The Journey of a Frame through a Linux Based System
The scope of this article is to describe, at a high level, the journey a frame takes through a Linux based system.
NOTE This article does not cover Linux kernel performance issues and caveats, for more information around this please see pushing the limits of kernel networking.
Lets first look at the path an ingress frame would take.takes (Figure 1).
- Frame is received by the network adapter.
- Frame is moved (via DMA) to a RX ring buffer in kernel memory*.
- The NIC notifies the system of that there is a new frame ready for processing by raising a hardware interrupt (IRQ)**.
- The IRQ is cleared on the NIC and the kernel executes the device driver which drains the RX ring via SoftIRQs.
- The SoftIRQs place the frames into a kernel data structure called an sk_buff or "skb" (i.e socket buffer).
- The frame is passed up through the networking stack for further processing.
- The packet finally arrives at the receive socket buffer (also known as the receive window).
- Application calls the read system call.

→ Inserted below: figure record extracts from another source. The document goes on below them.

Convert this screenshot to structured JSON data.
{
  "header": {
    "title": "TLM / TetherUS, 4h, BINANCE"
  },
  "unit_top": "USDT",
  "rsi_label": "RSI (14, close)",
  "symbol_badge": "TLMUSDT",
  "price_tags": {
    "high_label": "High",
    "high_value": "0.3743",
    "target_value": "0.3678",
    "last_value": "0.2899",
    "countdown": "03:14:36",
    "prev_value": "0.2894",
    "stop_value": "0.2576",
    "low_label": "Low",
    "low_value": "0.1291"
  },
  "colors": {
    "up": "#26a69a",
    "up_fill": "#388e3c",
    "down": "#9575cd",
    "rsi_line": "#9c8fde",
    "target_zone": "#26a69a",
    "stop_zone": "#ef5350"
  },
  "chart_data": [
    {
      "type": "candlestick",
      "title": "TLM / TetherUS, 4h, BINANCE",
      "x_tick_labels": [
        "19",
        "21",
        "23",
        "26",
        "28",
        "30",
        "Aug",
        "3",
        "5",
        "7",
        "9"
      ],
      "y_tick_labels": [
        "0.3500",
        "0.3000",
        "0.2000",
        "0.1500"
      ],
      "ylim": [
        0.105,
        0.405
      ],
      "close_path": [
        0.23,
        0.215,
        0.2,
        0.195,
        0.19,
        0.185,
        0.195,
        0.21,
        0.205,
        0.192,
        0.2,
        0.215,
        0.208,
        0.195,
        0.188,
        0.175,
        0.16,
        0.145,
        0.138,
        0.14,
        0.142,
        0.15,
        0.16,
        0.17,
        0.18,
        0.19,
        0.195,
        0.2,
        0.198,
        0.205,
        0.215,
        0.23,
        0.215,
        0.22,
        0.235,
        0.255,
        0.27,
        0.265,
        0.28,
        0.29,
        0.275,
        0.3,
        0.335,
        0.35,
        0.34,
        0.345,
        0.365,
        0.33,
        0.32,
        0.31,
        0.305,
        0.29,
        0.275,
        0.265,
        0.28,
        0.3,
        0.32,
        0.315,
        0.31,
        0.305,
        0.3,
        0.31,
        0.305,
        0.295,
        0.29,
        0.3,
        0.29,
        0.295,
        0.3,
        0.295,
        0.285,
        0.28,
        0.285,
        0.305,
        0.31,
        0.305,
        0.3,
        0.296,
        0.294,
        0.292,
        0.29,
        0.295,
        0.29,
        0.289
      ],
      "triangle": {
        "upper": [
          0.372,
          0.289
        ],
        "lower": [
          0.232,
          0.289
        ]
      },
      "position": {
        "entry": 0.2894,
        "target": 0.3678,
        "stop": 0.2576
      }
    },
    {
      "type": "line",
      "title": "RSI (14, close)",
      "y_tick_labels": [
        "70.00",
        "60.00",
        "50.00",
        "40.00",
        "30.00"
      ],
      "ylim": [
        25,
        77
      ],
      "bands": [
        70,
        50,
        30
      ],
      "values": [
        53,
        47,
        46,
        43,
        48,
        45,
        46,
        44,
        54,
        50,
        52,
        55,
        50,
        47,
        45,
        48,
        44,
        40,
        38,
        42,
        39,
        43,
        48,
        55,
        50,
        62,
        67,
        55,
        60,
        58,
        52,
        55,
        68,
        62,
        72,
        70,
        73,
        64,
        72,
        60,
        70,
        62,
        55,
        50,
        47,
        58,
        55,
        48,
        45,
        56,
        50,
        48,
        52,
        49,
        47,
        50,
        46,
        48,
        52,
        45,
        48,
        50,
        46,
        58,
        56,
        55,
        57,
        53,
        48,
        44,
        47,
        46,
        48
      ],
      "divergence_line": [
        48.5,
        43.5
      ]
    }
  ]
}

The area is changed to the kernel area and the data in the socket buffer is copied to the userspace of the application.
*RX ring buffer - the ring buffer is a circular buffer (FIFO). This means an overflow will simply overwrite existing data.
**Interrupts - Hardware (also known as top-half) interrupts can be expensive in terms of CPU usage, it alerts the CPU to a high-priority condition requiring the processor to suspend what is currently doing, saving its state and then initialize an interrupt handler to deal with the event. The hard interrupt handler then leaves the majority of packet reception to a software (also known as bottom-half) interrupt process which can be scheduled more fairly.
Figure 1 - High Level overview of components involved in Frame Reception/Delivery.
Now lets look at the path an egress frame would take (Figure 1).
- Application performs a write() on the socket.
- Frame is copied from the applications user space to the send socket buffer.
- Frame is passed down the stack to the output queue (qdisc).
- Frame is passed to the device driver, who moves it to a TX ring buffer.
- The device driver invokes the NIC DMA engine to transmit the frame onto the wire.
- Once transmission is complete, the device raises an interrupt to signal transmit completion.
- The device drivers IRQ handler runs and triggers SoftIRQs.
- SoftIRQs unmap the DMA regions and frees the packet data.
Introduced within the Linux Kernel 2.4.20, NAPI (New API) reduces the amount of hard IRQs raised by network adapters for ingress frames. It works by disabling hard IRQs from the NIC, packets are then pulled from the RX ring buffer by the NAPI subsystem. Once the RX ring buffer is empty, IRQs from the NIC are re-enabled.